Proof: Note that $\gamma \circ \rho$ is a path from $a$ to $b$. A homotopy of $\gamma$ to $\gamma \circ \rho$ is given by:
$$\gamma_{t}(s) = \gamma((1 - t)s + t\rho(s))$$ with $0\leq s,t\leq 1$
(And this is where my question comes)
This homotophy is the composition of $\gamma$ and the homotopy $\alpha_{t} = (1-t)s + t\rho(s)$
$\gamma_{t}$ is well-defined and moves continuously with $t$. $\square$
of $\rho$, regarded as a path in $[0,1]$ from $0$ to $1$ and the identity path $\alpha_{0}(s)= s$ from $0$ to $1$.

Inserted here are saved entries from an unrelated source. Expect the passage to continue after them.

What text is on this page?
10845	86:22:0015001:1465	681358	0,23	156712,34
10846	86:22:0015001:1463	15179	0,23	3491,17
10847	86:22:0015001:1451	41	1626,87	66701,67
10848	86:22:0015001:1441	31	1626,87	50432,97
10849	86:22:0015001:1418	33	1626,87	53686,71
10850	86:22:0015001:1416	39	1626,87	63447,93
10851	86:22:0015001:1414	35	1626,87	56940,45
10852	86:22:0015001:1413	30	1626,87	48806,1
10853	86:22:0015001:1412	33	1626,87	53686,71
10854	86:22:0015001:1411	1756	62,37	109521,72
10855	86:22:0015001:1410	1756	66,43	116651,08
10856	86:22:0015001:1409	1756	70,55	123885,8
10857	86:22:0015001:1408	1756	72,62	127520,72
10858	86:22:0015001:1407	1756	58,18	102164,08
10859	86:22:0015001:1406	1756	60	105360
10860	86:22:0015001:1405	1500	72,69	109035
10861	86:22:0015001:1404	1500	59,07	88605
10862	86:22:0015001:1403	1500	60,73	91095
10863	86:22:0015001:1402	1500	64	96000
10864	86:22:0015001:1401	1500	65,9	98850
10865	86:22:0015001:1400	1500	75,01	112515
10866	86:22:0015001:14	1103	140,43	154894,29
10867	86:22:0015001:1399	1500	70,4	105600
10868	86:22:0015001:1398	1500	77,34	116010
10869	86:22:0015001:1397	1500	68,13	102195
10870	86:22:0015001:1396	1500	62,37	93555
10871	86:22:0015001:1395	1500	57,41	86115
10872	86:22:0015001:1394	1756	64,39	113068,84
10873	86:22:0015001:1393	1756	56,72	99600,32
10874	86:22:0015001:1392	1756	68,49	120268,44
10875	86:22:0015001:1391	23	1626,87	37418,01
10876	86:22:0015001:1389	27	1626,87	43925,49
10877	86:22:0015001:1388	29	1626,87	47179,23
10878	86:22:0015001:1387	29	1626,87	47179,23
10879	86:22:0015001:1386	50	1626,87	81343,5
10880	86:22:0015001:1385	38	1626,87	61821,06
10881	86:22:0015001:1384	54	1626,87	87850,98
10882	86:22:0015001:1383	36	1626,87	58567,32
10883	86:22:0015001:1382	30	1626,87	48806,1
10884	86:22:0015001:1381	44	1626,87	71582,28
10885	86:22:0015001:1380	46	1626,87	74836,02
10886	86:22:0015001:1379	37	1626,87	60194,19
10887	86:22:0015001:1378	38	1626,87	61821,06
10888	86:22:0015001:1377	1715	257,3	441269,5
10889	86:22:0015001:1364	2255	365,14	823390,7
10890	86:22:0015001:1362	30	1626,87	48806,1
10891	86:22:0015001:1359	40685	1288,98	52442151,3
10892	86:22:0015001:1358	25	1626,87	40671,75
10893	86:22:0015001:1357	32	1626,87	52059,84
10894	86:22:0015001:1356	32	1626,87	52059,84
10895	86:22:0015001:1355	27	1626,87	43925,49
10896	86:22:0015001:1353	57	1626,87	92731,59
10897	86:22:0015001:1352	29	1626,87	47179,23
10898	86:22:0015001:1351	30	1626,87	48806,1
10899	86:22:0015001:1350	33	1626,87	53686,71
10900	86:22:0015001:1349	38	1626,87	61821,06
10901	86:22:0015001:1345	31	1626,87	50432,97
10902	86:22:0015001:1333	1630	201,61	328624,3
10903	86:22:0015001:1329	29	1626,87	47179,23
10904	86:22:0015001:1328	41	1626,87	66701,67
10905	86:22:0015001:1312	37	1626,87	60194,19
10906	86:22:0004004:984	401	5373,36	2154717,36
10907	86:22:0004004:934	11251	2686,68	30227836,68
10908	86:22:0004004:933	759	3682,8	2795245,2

I am wondering why he needed to make this elaboration regarding the input of $\gamma_{t}$. I would presume that having found the homotopy $\gamma_{t}$ above that he could claim the assertion $[\gamma \circ \rho]= [\rho]$
It seems to me that the latter homotopy, $\alpha_{t}$ shows that $s$ is homotopic to $\rho(s)$, but is this necessary given $\rho$ as stated in the lemma itself. Or perhaps, since homotopies are continuous, it is to claim $\gamma_{t}$ moves continuously with $t$
Thanks very much.
You are correct that the elaboration is unnecessary to the proof. But it is common in mathematical writing to try to give additional insights, especially when there is something general to learn from those insights that might be useful elsewhere. In this case, the additional insight is that if you precompose any function $f:X\to Y$ by any homotopy of the identity map on $X$ then you get a homotopy of $f$.